The client had some sort of DNS issue 2-3 months ago where their DNS was 'hacked' (it was unclear to me if it was a typical DNS expiration / takeover or a nefarious type getting control of their login). As part of trying to prevent similar issues in the future they must have turned on DNSSEC from the user interface. However, the implementation doesn't seem compatible with letsecnrypt, causing issues on their next certificate renewal. They didn't seem to have any true requirement for DNSSEC and had turned it back off before I started helping Friday.

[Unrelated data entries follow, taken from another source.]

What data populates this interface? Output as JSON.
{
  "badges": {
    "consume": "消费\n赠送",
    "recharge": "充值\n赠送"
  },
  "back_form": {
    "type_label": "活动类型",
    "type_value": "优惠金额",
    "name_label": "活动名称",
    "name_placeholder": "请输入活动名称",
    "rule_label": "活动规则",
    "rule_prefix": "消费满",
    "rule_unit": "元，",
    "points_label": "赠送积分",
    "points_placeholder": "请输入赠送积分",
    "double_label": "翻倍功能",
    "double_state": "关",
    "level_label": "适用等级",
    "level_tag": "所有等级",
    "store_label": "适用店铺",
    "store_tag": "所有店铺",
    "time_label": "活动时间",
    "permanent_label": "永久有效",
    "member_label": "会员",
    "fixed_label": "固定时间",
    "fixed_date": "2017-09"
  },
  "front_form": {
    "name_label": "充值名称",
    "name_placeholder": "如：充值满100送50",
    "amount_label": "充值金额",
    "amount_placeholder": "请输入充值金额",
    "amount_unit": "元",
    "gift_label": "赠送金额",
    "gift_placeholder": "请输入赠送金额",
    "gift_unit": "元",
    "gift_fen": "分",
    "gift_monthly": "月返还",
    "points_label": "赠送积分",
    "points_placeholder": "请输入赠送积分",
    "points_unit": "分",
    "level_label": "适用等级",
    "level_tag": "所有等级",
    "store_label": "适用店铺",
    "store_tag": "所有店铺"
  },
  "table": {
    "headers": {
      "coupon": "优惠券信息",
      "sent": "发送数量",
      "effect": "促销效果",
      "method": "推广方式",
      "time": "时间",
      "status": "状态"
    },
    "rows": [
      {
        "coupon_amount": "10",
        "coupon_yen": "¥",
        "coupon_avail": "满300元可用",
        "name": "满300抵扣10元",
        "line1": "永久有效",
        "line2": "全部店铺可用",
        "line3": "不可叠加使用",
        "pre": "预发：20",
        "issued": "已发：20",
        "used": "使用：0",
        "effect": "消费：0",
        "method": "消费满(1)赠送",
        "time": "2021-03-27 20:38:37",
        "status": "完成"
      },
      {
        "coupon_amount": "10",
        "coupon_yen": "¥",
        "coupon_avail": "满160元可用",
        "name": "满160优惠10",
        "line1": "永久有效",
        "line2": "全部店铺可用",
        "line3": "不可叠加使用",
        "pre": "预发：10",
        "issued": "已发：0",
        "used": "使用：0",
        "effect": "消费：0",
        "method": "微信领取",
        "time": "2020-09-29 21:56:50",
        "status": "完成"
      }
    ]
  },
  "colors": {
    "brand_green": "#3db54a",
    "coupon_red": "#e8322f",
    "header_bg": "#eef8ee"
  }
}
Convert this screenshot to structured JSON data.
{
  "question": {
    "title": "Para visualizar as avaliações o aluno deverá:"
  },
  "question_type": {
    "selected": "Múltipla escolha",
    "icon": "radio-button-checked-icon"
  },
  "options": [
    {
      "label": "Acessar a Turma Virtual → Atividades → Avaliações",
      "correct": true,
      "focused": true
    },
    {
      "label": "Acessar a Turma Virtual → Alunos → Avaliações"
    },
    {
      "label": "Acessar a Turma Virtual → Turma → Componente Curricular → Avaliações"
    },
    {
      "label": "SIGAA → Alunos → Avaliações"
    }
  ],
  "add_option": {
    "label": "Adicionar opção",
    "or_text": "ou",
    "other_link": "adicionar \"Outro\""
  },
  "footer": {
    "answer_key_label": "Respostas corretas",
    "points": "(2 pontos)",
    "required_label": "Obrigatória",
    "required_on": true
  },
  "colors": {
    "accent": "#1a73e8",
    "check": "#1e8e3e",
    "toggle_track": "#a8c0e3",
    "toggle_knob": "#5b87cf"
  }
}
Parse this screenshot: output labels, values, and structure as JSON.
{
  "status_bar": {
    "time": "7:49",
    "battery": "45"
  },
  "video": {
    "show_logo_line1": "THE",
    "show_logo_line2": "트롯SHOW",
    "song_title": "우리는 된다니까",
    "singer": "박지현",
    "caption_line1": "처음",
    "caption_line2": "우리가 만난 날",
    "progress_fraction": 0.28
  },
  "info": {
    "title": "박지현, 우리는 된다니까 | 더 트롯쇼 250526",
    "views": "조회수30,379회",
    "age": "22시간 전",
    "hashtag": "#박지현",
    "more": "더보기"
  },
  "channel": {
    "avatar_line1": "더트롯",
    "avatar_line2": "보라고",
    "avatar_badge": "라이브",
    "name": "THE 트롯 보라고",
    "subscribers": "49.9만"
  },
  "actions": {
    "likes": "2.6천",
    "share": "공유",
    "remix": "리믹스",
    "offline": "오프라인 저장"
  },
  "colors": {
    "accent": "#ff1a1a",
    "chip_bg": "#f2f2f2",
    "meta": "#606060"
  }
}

They had made some additional A record and other changes that needed reverted before I got them on track.

CAA with was buggy.
The client had attempted the CAA workaround as well but mistakenly put the CAA record at the apex and didn't have in the value. Additionally, I found that when trying to add the correct www level record that still doesn't seem to have proper CAA support. IE: After adding the www CAA record, the UI showed two apex level records and worse, neither could be removed (it sounds like it will require a call to their tech support to resolve that issue).

Although a CNAME www record is our preferred configuration, we were able to get things working with an A record alongside the broken and now unnecessary CAA record.


Does that mean it has been fixed at this point in time?


Sorry for lack of clarity. I worked around it and moved on, I doubt they changed/fixed anything.

If some technical writer can give me the proper way I should have worded that to indicate it was buggy when I was using without implying it has been fixed maybe I can learn from my mistakes.


Thank you @TeQuilYa, that was my guess; but I like to know things for sure. :slight_smile:


Maybe using something more like:
... was too buggy (for me).
[which implies that you moved away from it - not that it has been fixed]


This topic was automatically closed 30 days after the last reply. New replies are no longer allowed.